Radosne miejsce
Rybnickie Przedszkole nr 10 świętowało jubileusz 50-lecia.
„Działo się to w dniu 26 lipca 1959 roku, w tzw. „szkolną niedzielę” w Rybniku, przy ul. Pawła Findera, w rocznicę 15-lecia istnienia Polski Ludowej, u progu tysiąclecia istnienia państwa polskiego, w okresie realizowania ogólnonarodowego hasła „1000 szkół na tysiąclecie” – tak zaczyna się opowieści o Przedszkolu nr 10, spisana w kronice placówki.

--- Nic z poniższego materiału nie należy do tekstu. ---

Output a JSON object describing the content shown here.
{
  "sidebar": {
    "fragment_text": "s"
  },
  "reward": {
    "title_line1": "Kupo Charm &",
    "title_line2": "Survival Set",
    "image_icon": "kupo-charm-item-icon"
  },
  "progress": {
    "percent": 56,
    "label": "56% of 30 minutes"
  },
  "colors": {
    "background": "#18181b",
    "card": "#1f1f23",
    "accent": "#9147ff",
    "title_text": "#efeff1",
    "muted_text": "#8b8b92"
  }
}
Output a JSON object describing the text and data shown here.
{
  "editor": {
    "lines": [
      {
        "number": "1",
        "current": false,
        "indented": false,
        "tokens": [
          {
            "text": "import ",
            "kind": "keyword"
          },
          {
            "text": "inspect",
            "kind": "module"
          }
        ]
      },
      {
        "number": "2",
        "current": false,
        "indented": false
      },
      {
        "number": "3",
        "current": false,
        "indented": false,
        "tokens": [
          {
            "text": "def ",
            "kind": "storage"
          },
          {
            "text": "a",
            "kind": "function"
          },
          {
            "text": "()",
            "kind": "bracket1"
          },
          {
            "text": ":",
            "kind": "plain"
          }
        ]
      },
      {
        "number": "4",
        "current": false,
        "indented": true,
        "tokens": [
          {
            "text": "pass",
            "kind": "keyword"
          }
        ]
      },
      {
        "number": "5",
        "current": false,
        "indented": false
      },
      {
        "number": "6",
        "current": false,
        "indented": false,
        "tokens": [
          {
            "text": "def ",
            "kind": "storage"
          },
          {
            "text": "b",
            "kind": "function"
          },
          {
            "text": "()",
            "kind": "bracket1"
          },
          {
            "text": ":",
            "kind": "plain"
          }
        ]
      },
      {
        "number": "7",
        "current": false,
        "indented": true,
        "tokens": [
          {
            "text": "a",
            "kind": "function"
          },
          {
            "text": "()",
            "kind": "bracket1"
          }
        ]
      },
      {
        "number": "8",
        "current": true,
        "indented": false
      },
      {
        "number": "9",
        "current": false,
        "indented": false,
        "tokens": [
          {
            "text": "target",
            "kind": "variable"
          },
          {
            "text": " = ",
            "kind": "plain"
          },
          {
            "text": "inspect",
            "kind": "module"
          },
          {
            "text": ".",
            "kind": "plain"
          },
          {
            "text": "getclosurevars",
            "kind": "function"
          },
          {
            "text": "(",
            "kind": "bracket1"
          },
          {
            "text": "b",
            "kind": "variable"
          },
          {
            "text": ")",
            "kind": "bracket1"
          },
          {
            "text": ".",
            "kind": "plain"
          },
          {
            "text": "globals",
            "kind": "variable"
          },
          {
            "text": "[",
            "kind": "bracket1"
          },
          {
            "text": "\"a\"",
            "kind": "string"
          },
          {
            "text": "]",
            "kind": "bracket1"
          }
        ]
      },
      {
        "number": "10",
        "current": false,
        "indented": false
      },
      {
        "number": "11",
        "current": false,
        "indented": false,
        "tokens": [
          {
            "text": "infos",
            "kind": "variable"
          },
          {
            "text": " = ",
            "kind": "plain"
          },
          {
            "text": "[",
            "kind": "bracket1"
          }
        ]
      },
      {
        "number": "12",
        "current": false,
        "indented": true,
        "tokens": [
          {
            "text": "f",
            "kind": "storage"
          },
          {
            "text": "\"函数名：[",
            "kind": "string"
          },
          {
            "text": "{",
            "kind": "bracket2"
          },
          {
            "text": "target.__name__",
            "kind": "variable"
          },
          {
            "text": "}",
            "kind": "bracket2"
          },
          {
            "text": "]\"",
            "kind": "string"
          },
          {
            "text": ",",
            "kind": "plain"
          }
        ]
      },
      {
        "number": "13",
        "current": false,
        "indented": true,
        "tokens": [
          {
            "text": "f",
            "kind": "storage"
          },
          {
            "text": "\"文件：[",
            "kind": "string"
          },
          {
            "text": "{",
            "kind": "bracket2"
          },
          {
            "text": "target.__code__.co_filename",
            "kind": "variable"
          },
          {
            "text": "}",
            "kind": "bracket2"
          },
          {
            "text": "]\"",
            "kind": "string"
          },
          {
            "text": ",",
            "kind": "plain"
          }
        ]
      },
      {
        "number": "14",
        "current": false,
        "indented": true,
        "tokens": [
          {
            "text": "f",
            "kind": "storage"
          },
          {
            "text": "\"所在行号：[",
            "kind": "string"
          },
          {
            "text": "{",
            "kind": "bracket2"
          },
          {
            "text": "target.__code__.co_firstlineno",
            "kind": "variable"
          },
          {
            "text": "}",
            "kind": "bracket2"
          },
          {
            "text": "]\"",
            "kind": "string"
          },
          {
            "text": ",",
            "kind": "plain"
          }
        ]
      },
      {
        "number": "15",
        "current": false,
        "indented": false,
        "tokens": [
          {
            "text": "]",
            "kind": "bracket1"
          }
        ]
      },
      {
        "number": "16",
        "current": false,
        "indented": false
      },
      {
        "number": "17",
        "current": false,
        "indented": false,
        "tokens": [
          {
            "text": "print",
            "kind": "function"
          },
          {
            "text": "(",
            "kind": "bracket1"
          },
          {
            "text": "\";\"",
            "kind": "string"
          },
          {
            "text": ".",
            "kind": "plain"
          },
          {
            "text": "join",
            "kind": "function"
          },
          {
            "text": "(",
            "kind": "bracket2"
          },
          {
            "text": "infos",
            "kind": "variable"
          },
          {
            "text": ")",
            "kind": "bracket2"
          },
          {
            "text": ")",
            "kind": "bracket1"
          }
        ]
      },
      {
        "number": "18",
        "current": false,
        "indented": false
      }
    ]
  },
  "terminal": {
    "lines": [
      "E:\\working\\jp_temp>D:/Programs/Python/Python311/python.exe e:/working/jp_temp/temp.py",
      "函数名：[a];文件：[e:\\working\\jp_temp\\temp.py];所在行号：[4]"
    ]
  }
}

We wrześniu 1959 roku przedszkolakami zostało 70 maluchów, dla 75 ich kolegów zabrakło miejsc. Z kroniki można się również dowiedzieć, że „przedszkole dla dzieci przebywających 9 godzin zostało wyposażone w wyprawki, składające się z leżaków, bielizny nocnej i pościelowej i ręczników”. Przedszkolaki i ich wychowawczynie miały do dyspozycji parterowy budynek, z czasem dobudowano piętro. Przedszkole zmieniło też adres, choć nie przeniosło się do innego obiektu. Jak to możliwe? Odpowiedź jest prosta. Zmieniła się nazwa ulicy z Findera na św. Józefa. Pierwszą kierowniczką placówki została Antonina Pytel, obecnie funkcję dyrektora pełni Elżbieta Bednorz. – To bardzo sympatyczny jubileusz. Bardzo się cieszymy, że placówka przetrwała tyle lat. Do naszego przedszkola zaczynają przyprowadzać swoje dzieci nasi wychowankowie – opowiada dyrektor, która z Przedszkolem nr 10 jest związana 28 lat. Oczywiście 50-lecie palcówki uczczono, organizując okolicznościowe spotkanie, które uświetniły występy artystyczne. Najpierw specjalny program artystyczny zaprezentowały przedszkolaki, potem bajkę o Kopciuszku przedstawili rodzice. – To już taka nasza mała tradycja, że co roku z grupą rodziców przygotowujemy spektakl dla dzieci – wyjawia Barbara Grzegoszczyk, wychowawczyni i reżyser przedstawienia. Rolę królewicza zagrał w nim Jacek Bryłka. – Nie pomagałem tacie przygotowywać się do występu. Sam się uczył – zdradza jego syn, sześcioletni Filip, który ma za sobą debiut sceniczny. W przedszkolnych przedstawieniach zagrał już role dziadka i grzybka. – Zagrać w bajce dla dzieci to sama przyjemność. Świetnie się przy tym bawimy – ocenia Jacek Bryłka, który w Technikum Górniczym należał do kółka teatralnego. Teraz przypomina sobie towarzyszące występom emocje. Co więcej, spektakl wyreżyserowała Barbara Grzegoszczyk, która była jego nauczycielką w przedszkolu. – Powiem tyle, że każdą firmę tworzą ludzie. Tutaj w „dziesiątce” jest to pierwsza liga, ludzie z pasją. Jak tylko moja córeczka podrośnie, też będzie tu przychodzić – stwierdza Bryłka. – W naszym przedszkolu bardzo zależy nam na jak najlepszym rozwoju wychowanków, ale nie zapominamy, że przede wszystkim ma to być radosne miejsce dla dzieci – podkreśla Bednorz.